InternData-A1: Pioneering High-Fidelity Synthetic Data for Pre-training Generalist Policy¶
Conference: CVPR 2026
Paper: CVF Open Access
Code: Authors claim open-sourcing the dataset and generation pipeline (Check the original text for specific repository addresses, ⚠️ Subject to the original text)
Area: Robotics / Embodied AI
Keywords: VLA Pre-training, Synthetic Data, Sim-to-Real, Robotic Manipulation, Data Scaling
TL;DR¶
InternData-A1 utilizes a fully decoupled and autonomous simulation synthesis pipeline to generate 630,000 trajectories (7,433 hours) of high-fidelity robotic manipulation data. It demonstrates for the first time that a VLA model pre-trained solely on "purely synthetic data" can match the performance of the official \(\pi 0\) pre-trained on the closed-source real-world \(\pi\text{-dataset}\) across 49 simulation and 9 real-world tasks.
Background & Motivation¶
Background: The strong generalization capabilities of Vision-Language-Action (VLA) models in the past two years have been primarily supported by large-scale real-world data. The \(\pi\text{-series}\) demonstrated the power of real-world pre-training using the closed-source \(\pi\text{-dataset}\).
Limitations of Prior Work: Collecting large-scale real-world data is prohibitively expensive, requiring skilled operators, specialized hardware, and significant labor. Most research groups cannot afford to build real-world datasets of such scale and diversity. Consequently, the community lacks a systematic understanding of the fundamental question: "What kind of data is needed for VLA pre-training?" While simulation should be a complementary route, existing datasets (e.g., MimicGen, RoboCasa, RoboTwin) suffer from narrow skill sets (mainly pick-and-place), focus almost exclusively on rigid bodies, still require manual operation, and have rarely been validated for their efficacy in large-scale VLA pre-training.
Key Challenge: There is a tension between the non-scalability of expensive real-world data and the failure of cheap synthetic data to demonstrate competitive performance at scale. The root cause lies in existing simulation pipelines being simultaneously limited in object types, scenes, skills, and physical fidelity, preventing them from approaching the pre-training effectiveness of real-world data.
Goal: This work aims to solve two sub-problems: (1) Developing a high-fidelity synthetic pipeline that scales across embodiments, scenes, skills, and physical fidelity simultaneously; (2) Verifying if a model pre-trained purely on its synthetic output can match the performance of the strongest real-world data on downstream real-world tasks.
Key Insight: The authors bet on "Decoupling + Composition"—completely separating assets, skill policies, task composition, and rendering. This allows tasks to be assembled like LEGO bricks. As long as these four modules are robustly designed, the combinatorial space expands exponentially while manual costs remain nearly constant.
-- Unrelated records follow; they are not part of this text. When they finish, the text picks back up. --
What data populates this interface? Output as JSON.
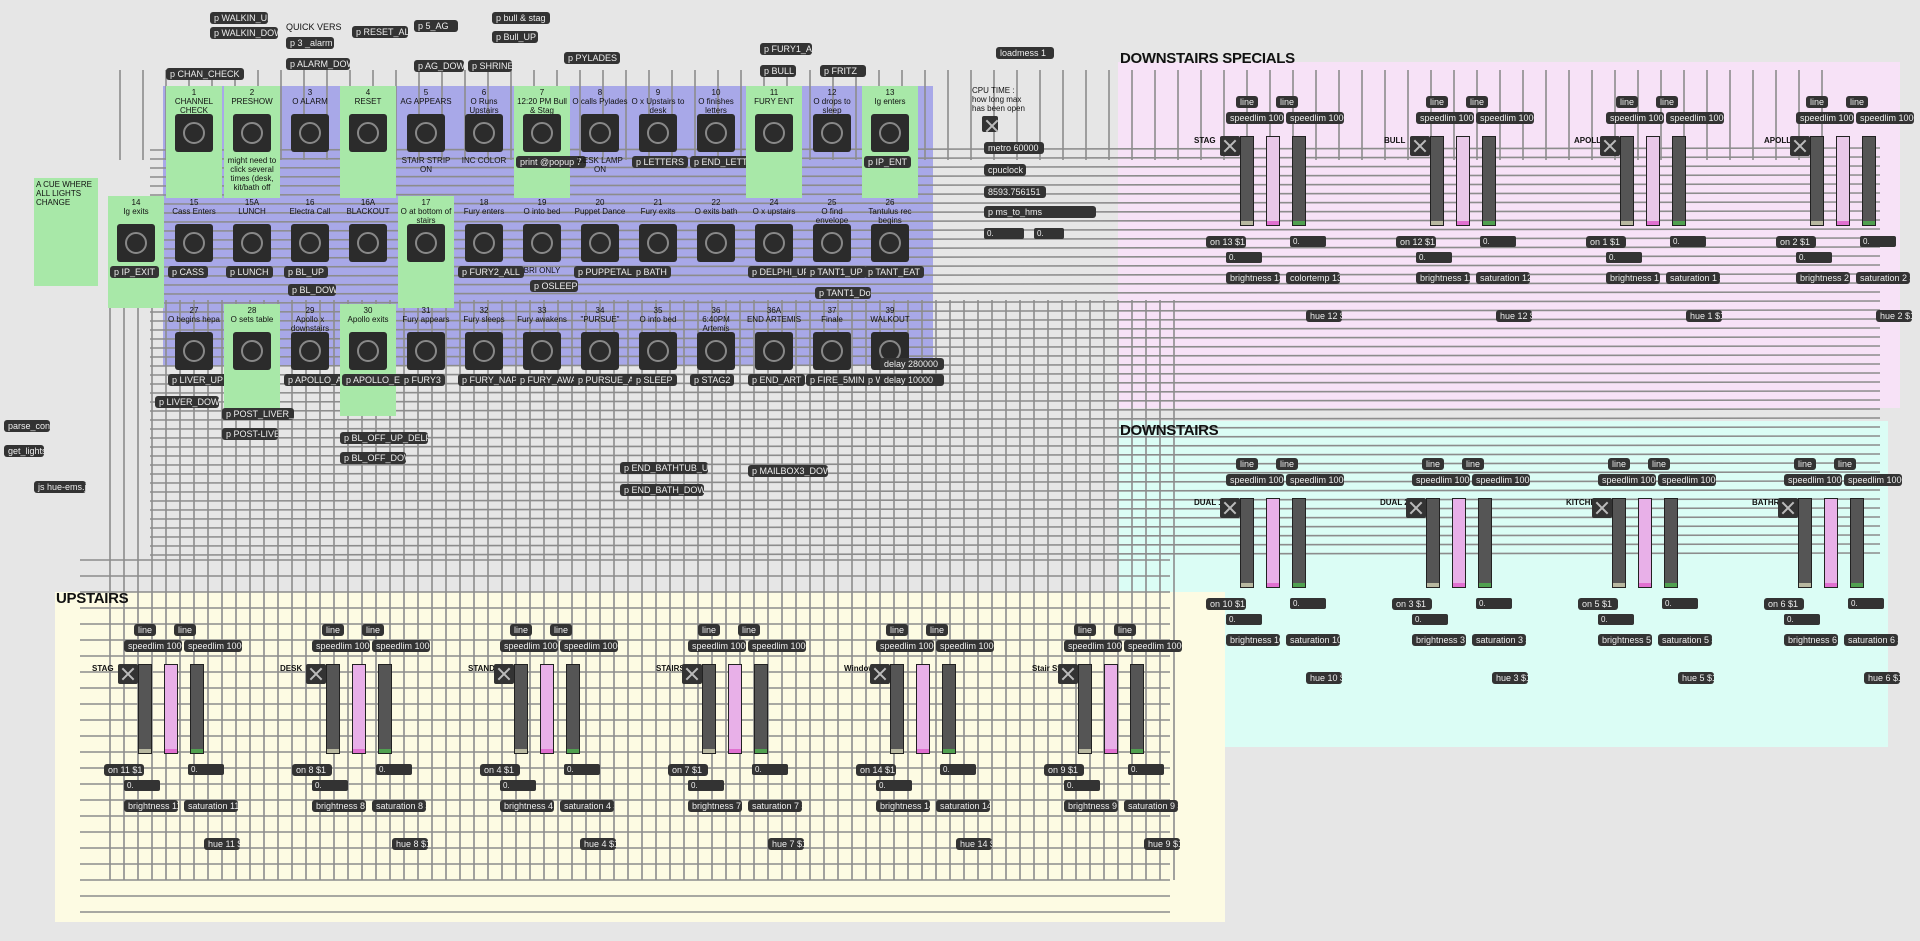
{
  "colors": {
    "bg": "#e6e6e6",
    "panel_yellow": "#fdfbe3",
    "panel_pink": "#f7e2f7",
    "panel_cyan": "#dbfdf5",
    "cue_green": "#a8e8a8",
    "cue_blue": "#a8a8e8",
    "patch_wire": "#8c8c8c",
    "object": "#333333"
  },
  "section_titles": {
    "downstairs_specials": "DOWNSTAIRS SPECIALS",
    "downstairs": "DOWNSTAIRS",
    "upstairs": "UPSTAIRS"
  },
  "top_left_objects": [
    "p WALKIN_UP",
    "p WALKIN_DOWN",
    "QUICK VERSION",
    "p 3 _alarm",
    "p ALARM_DOWN",
    "p RESET_ALL",
    "p 5_AG",
    "p AG_DOWN",
    "p SHRINE",
    "p bull & stag",
    "p Bull_UP",
    "p PYLADES",
    "p CHAN_CHECK",
    "p FURY1_ALL",
    "p BULL",
    "p FRITZ",
    "loadmess 1"
  ],
  "side_objects": [
    "parse_config",
    "get_lights",
    "js hue-ems.js"
  ],
  "cpu": {
    "note": "CPU TIME : how long max has been open",
    "metro": "metro 60000",
    "cpuclock": "cpuclock",
    "value": "8593.756151",
    "ms": "p ms_to_hms",
    "n1": "0.",
    "n2": "0."
  },
  "cue_note": "A CUE WHERE ALL LIGHTS CHANGE",
  "cues_row1": [
    {
      "label": "1\nCHANNEL CHECK",
      "color": "green",
      "sub": ""
    },
    {
      "label": "2\nPRESHOW",
      "color": "green",
      "sub": "might need to click several times (desk, kit/bath off"
    },
    {
      "label": "3\nO ALARM",
      "color": "blue",
      "sub": ""
    },
    {
      "label": "4\nRESET",
      "color": "green",
      "sub": ""
    },
    {
      "label": "5\nAG APPEARS",
      "color": "blue",
      "sub": "STAIR STRIP ON"
    },
    {
      "label": "6\nO Runs Upstairs",
      "color": "blue",
      "sub": "INC COLOR"
    },
    {
      "label": "7\n12:20 PM Bull & Stag",
      "color": "green",
      "sub": "print @popup 7"
    },
    {
      "label": "8\nO calls Pylades",
      "color": "blue",
      "sub": "DESK LAMP ON"
    },
    {
      "label": "9\nO x Upstairs to desk",
      "color": "blue",
      "sub": "p LETTERS"
    },
    {
      "label": "10\nO finishes letters",
      "color": "blue",
      "sub": "p END_LETTERS"
    },
    {
      "label": "11\nFURY ENT",
      "color": "green",
      "sub": ""
    },
    {
      "label": "12\nO drops to sleep",
      "color": "blue",
      "sub": ""
    },
    {
      "label": "13\nIg enters",
      "color": "green",
      "sub": "p IP_ENT"
    }
  ],
  "cues_row2": [
    {
      "label": "14\nIg exits",
      "color": "green",
      "sub": "p IP_EXIT"
    },
    {
      "label": "15\nCass Enters",
      "color": "blue",
      "sub": "p CASS"
    },
    {
      "label": "15A\nLUNCH",
      "color": "blue",
      "sub": "p LUNCH"
    },
    {
      "label": "16\nElectra Call",
      "color": "blue",
      "sub": "p BL_UP"
    },
    {
      "label": "16A\nBLACKOUT",
      "color": "blue",
      "sub": ""
    },
    {
      "label": "17\nO at bottom of stairs",
      "color": "green",
      "sub": ""
    },
    {
      "label": "18\nFury enters",
      "color": "blue",
      "sub": "p FURY2_ALL"
    },
    {
      "label": "19\nO into bed",
      "color": "blue",
      "sub": "BRI ONLY"
    },
    {
      "label": "20\nPuppet Dance",
      "color": "blue",
      "sub": "p PUPPETALL"
    },
    {
      "label": "21\nFury exits",
      "color": "blue",
      "sub": "p BATH"
    },
    {
      "label": "22\nO exits bath",
      "color": "blue",
      "sub": ""
    },
    {
      "label": "24\nO x upstairs",
      "color": "blue",
      "sub": "p DELPHI_UP"
    },
    {
      "label": "25\nO find envelope",
      "color": "blue",
      "sub": "p TANT1_UP"
    },
    {
      "label": "26\nTantulus rec begins",
      "color": "blue",
      "sub": "p TANT_EAT"
    }
  ],
  "cues_row3": [
    {
      "label": "27\nO begins hepa",
      "color": "blue",
      "sub": "p LIVER_UP"
    },
    {
      "label": "28\nO sets table",
      "color": "green",
      "sub": ""
    },
    {
      "label": "29\nApollo x downstairs",
      "color": "blue",
      "sub": "p APOLLO_ALL"
    },
    {
      "label": "30\nApollo exits",
      "color": "green",
      "sub": "p APOLLO_EXIT"
    },
    {
      "label": "31\nFury appears",
      "color": "blue",
      "sub": "p FURY3"
    },
    {
      "label": "32\nFury sleeps",
      "color": "blue",
      "sub": "p FURY_NAP"
    },
    {
      "label": "33\nFury awakens",
      "color": "blue",
      "sub": "p FURY_AWAKE"
    },
    {
      "label": "34\n\"PURSUE\"",
      "color": "blue",
      "sub": "p PURSUE_ALL"
    },
    {
      "label": "35\nO into bed",
      "color": "blue",
      "sub": "p SLEEP"
    },
    {
      "label": "36\n6:40PM Artemis",
      "color": "blue",
      "sub": "p STAG2"
    },
    {
      "label": "36A\nEND ARTEMIS",
      "color": "blue",
      "sub": "p END_ART"
    },
    {
      "label": "37\nFinale",
      "color": "blue",
      "sub": "p FIRE_5MIN"
    },
    {
      "label": "39\nWALKOUT",
      "color": "blue",
      "sub": "p WALKOUT"
    }
  ],
  "misc_objects": [
    "p BL_DOWN",
    "p OSLEEP",
    "p TANT1_Down",
    "delay 280000",
    "delay 10000",
    "p LIVER_DOWN",
    "p POST_LIVER_UP",
    "p POST-LIVER",
    "p BL_OFF_UP_DELPHI2",
    "p BL_OFF_DOWN",
    "p END_BATHTUB_UP",
    "p END_BATH_DOWN",
    "p MAILBOX3_DOWN"
  ],
  "specials_lanes": [
    {
      "name": "STAG",
      "on": "on 13 $1",
      "bri": "brightness 13 $1",
      "extra": "colortemp 13 $1",
      "hue": "hue 12 $1"
    },
    {
      "name": "BULL",
      "on": "on 12 $1",
      "bri": "brightness 12 $1",
      "sat": "saturation 12 $1",
      "hue": "hue 12 $1"
    },
    {
      "name": "APOLLO",
      "on": "on 1 $1",
      "bri": "brightness 1 $1",
      "sat": "saturation 1 $1",
      "hue": "hue 1 $1"
    },
    {
      "name": "APOLLO CLOS",
      "on": "on 2 $1",
      "bri": "brightness 2 $1",
      "sat": "saturation 2 $1",
      "hue": "hue 2 $1"
    }
  ],
  "downstairs_lanes": [
    {
      "name": "DUAL 1",
      "on": "on 10 $1",
      "bri": "brightness 10 $1",
      "sat": "saturation 10 $1",
      "hue": "hue 10 $1"
    },
    {
      "name": "DUAL 2",
      "on": "on 3 $1",
      "bri": "brightness 3 $1",
      "sat": "saturation 3 $1",
      "hue": "hue 3 $1"
    },
    {
      "name": "KITCHEN",
      "on": "on 5 $1",
      "bri": "brightness 5 $1",
      "sat": "saturation 5 $1",
      "hue": "hue 5 $1"
    },
    {
      "name": "BATHROOM",
      "on": "on 6 $1",
      "bri": "brightness 6 $1",
      "sat": "saturation 6 $1",
      "hue": "hue 6 $1"
    }
  ],
  "upstairs_lanes": [
    {
      "name": "STAG",
      "on": "on 11 $1",
      "bri": "brightness 11 $1",
      "sat": "saturation 11 $1",
      "hue": "hue 11 $1"
    },
    {
      "name": "DESK",
      "on": "on 8 $1",
      "bri": "brightness 8 $1",
      "sat": "saturation 8 $1",
      "hue": "hue 8 $1"
    },
    {
      "name": "STANDING",
      "on": "on 4 $1",
      "bri": "brightness 4 $1",
      "sat": "saturation 4 $1",
      "hue": "hue 4 $1"
    },
    {
      "name": "STAIRS",
      "on": "on 7 $1",
      "bri": "brightness 7 $1",
      "sat": "saturation 7 $1",
      "hue": "hue 7 $1"
    },
    {
      "name": "Window Strip",
      "on": "on 14 $1",
      "bri": "brightness 14 $1",
      "sat": "saturation 14 $1",
      "hue": "hue 14 $1"
    },
    {
      "name": "Stair Strip",
      "on": "on 9 $1",
      "bri": "brightness 9 $1",
      "sat": "saturation 9 $1",
      "hue": "hue 9 $1"
    }
  ],
  "lane_common": {
    "line": "line",
    "speedlim": "speedlim 1000",
    "num": "0."
  }
}
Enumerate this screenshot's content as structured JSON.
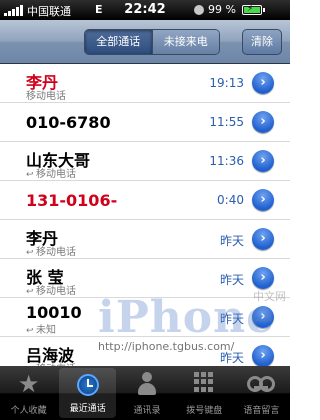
{
  "status": {
    "carrier": "中国联通",
    "network": "E",
    "time": "22:42",
    "battery": "99 %",
    "battery_level": 0.99
  },
  "nav": {
    "segment_all": "全部通话",
    "segment_missed": "未接来电",
    "clear": "清除"
  },
  "calls": [
    {
      "name": "李丹",
      "type": "移动电话",
      "time": "19:13",
      "missed": true
    },
    {
      "name": "010-6780",
      "type": "",
      "time": "11:55",
      "missed": false
    },
    {
      "name": "山东大哥",
      "type": "移动电话",
      "time": "11:36",
      "missed": false
    },
    {
      "name": "131-0106-",
      "type": "",
      "time": "0:40",
      "missed": true
    },
    {
      "name": "李丹",
      "type": "移动电话",
      "time": "昨天",
      "missed": false
    },
    {
      "name": "张 莹",
      "type": "移动电话",
      "time": "昨天",
      "missed": false
    },
    {
      "name": "10010",
      "type": "未知",
      "time": "昨天",
      "missed": false
    },
    {
      "name": "吕海波",
      "type": "移动电话",
      "time": "昨天",
      "missed": false
    }
  ],
  "watermark": {
    "brand": "iPhone",
    "cn": "中文网",
    "url": "http://iphone.tgbus.com/"
  },
  "tabs": {
    "favorites": "个人收藏",
    "recents": "最近通话",
    "contacts": "通讯录",
    "keypad": "拨号键盘",
    "voicemail": "语音留言"
  },
  "colors": {
    "missed_red": "#d0021b",
    "time_blue": "#2a5db0"
  }
}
Core Idea: An autonomous simulation pipeline with "asset/skill/task/render full decoupling" is built. With negligible labor, it expands basic skills into 630,000 trajectories covering 70 tasks, 227 scenes, and 4 embodiments. This purely synthetic data is then used to match the results of closed-source real-world data.
Method¶
Overall Architecture¶
The core of InternData-A1 is not a model but a data synthesis pipeline and the \(\pi 0\) policy pre-trained with it. The pipeline decomposes the generation of a robotic manipulation trajectory into four serial stages: 1) Constructing the environment by retrieving embodiments, scenes, and objects from an asset library (Environment Construction); 2) Selecting skills from an atomic skill library and composing them into complete tasks via configuration files (Skill Composition); 3) Applying autonomous domain randomization to camera views, lighting, layouts, and contact points (Domain Randomization); 4) Planning dense joint motions using CuRobo, performing pure physical simulation for validation, and rendering only successful trajectories into LeRobot format (Generation & Storage). The key lies in "decoupling": each skill is an automatic mapping from "state \(\rightarrow\) waypoint." Changing objects, spatial ranges, scenes, or even embodiments requires no additional labor beyond adjusting spatial bounds. After engineering optimization, 8 RTX 4090 GPUs can produce 209.7 hours of data per day at a cost of less than \(\$0.003\) per episode.
%%{init: {'flowchart': {'rankSpacing': 24, 'nodeSpacing': 28, 'padding': 6, 'wrappingWidth': 400}}}%%
flowchart TD
A["Asset Library<br/>Embodiments / Scenes / Objects / Skills"] --> B["Fully Decoupled Compositional Pipeline<br/>Asset·Skill·Task·Render Separation"]
B --> C["Atomic Skills + Waypoint Abstraction<br/>State → End-effector 6D Pose Sequence"]
C --> D["Autonomous Domain Randomization<br/>Camera / Lighting / Layout / Contact Points"]
D --> E["Decoupled Planning-Rendering Generation<br/>CuRobo Physical Validation · Render Success Only"]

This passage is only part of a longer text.